One of the town's peculiar features is the abundance of decommissioned railway carriages, which the locals refit for their own purposes. Most often, they are transformed into garages or sheds at people's dachas.
2. Pigeon breeders even transformed one carriage into a pigeon coop.
3. And this is a local kindergarten playground. So that kids start thinking of a career in the railways from an early age?
4. In other cities, you can also come across railway carriages converted into hotels. For example, in Rostov-on-Don, three old sleeping cars have been turned into an official hostel, complete with online booking options. Its toilets may not be great (so we were told!), but it does have Wi-Fi, free parking and staff who speak English and French.

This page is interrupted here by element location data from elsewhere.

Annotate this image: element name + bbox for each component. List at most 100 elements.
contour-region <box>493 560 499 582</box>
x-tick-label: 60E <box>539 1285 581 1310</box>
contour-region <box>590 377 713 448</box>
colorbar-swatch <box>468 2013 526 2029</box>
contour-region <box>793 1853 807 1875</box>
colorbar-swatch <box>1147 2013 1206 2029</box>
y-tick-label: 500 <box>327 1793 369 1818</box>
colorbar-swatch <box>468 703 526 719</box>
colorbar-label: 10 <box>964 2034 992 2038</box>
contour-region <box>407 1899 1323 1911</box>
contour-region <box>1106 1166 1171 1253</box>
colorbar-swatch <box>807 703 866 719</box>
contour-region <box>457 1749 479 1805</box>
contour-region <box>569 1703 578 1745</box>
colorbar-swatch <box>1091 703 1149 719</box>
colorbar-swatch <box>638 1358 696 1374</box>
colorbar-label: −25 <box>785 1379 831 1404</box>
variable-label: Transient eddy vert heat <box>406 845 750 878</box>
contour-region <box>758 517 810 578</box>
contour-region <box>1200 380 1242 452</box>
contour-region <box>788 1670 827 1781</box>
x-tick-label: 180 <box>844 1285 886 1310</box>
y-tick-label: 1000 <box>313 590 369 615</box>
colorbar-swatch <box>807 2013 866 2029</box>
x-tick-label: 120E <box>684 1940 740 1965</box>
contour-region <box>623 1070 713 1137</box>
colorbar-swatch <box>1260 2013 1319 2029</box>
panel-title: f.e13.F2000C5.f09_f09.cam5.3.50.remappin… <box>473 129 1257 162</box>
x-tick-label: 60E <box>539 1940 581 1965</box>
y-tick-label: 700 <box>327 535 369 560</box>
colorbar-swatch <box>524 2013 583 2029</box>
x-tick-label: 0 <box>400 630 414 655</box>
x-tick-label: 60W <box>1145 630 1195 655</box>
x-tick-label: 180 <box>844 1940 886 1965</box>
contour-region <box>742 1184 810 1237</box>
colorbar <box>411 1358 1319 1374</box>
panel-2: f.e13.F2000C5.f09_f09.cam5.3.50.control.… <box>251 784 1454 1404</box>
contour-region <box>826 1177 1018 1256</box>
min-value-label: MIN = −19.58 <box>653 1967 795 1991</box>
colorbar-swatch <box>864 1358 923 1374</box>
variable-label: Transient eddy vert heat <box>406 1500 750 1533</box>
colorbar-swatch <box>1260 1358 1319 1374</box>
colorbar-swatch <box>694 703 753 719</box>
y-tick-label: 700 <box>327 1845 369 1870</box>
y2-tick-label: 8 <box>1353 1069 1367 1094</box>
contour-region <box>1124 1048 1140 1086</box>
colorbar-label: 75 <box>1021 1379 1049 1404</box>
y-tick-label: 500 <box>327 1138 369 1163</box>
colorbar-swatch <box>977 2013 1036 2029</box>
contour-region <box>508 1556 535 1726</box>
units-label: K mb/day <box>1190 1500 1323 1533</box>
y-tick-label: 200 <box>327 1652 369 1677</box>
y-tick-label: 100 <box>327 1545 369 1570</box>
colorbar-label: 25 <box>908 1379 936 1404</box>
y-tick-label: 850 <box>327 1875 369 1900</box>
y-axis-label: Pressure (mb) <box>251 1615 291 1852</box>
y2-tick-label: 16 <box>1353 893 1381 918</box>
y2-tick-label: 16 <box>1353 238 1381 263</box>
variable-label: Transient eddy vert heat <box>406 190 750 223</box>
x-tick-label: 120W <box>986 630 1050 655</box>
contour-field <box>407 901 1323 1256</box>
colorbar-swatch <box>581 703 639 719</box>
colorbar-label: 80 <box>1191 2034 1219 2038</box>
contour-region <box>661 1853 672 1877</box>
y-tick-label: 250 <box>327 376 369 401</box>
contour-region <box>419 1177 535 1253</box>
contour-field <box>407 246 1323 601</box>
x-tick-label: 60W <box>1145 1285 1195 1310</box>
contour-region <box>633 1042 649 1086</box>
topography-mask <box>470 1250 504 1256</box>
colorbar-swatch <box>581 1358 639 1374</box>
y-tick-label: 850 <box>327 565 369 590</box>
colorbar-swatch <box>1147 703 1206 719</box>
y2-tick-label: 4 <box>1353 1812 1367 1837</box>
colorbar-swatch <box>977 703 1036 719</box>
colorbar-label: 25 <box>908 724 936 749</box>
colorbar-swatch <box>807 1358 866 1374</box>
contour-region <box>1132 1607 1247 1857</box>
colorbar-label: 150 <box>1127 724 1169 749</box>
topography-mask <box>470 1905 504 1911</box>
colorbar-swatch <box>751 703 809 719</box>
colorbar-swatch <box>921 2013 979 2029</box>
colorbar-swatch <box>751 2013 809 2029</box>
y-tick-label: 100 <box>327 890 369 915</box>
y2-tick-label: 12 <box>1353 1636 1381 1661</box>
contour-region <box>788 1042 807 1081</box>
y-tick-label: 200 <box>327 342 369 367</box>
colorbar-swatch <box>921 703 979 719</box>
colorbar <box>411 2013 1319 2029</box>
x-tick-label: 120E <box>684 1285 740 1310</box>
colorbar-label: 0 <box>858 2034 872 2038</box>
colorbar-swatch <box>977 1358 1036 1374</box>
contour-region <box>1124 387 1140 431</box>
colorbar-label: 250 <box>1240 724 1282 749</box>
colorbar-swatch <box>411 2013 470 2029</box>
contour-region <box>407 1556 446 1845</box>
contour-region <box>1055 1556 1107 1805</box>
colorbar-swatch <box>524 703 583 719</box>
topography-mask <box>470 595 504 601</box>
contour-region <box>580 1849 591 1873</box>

There was a similar railway carriage in Yaroslavl, but its present fate is unknown.
5. This caravan-converted carriage can be found at a dacha in Nizhny Novgorod Region. They say it used to run along the Ryazan-Ural railway.
And the vintage carriage following it is parked at a dacha in Murmansk Region and looks very cozy with its white curtains!
6. In Khabarovsk, Far East Russia, a dining car has been turned into ... a restaurant and is aptly called ‘Retro’. Inside, hard seats have been replaced with armchairs and tables have been decorated with vintage lamps – re-creating an atmosphere of a fascinating journey to a faraway place!
7. A hotel or a garage seems like an obvious conversion for a railway carriage. But how about a church? In the early 2000s, parishioners in a Nizhny Novgorod suburb were left without a church (there was an unpleasant story involving a land dispute). So Russian Railways decided to donate a railway carriage to the local diocese (it turns out, using railway carriages for religious services is a common practice). Locals decided to move all the church ware there and set up a temporary church until the dispute was resolved. However, to this day, this ‘temporary’ church railway carriage is still in operation.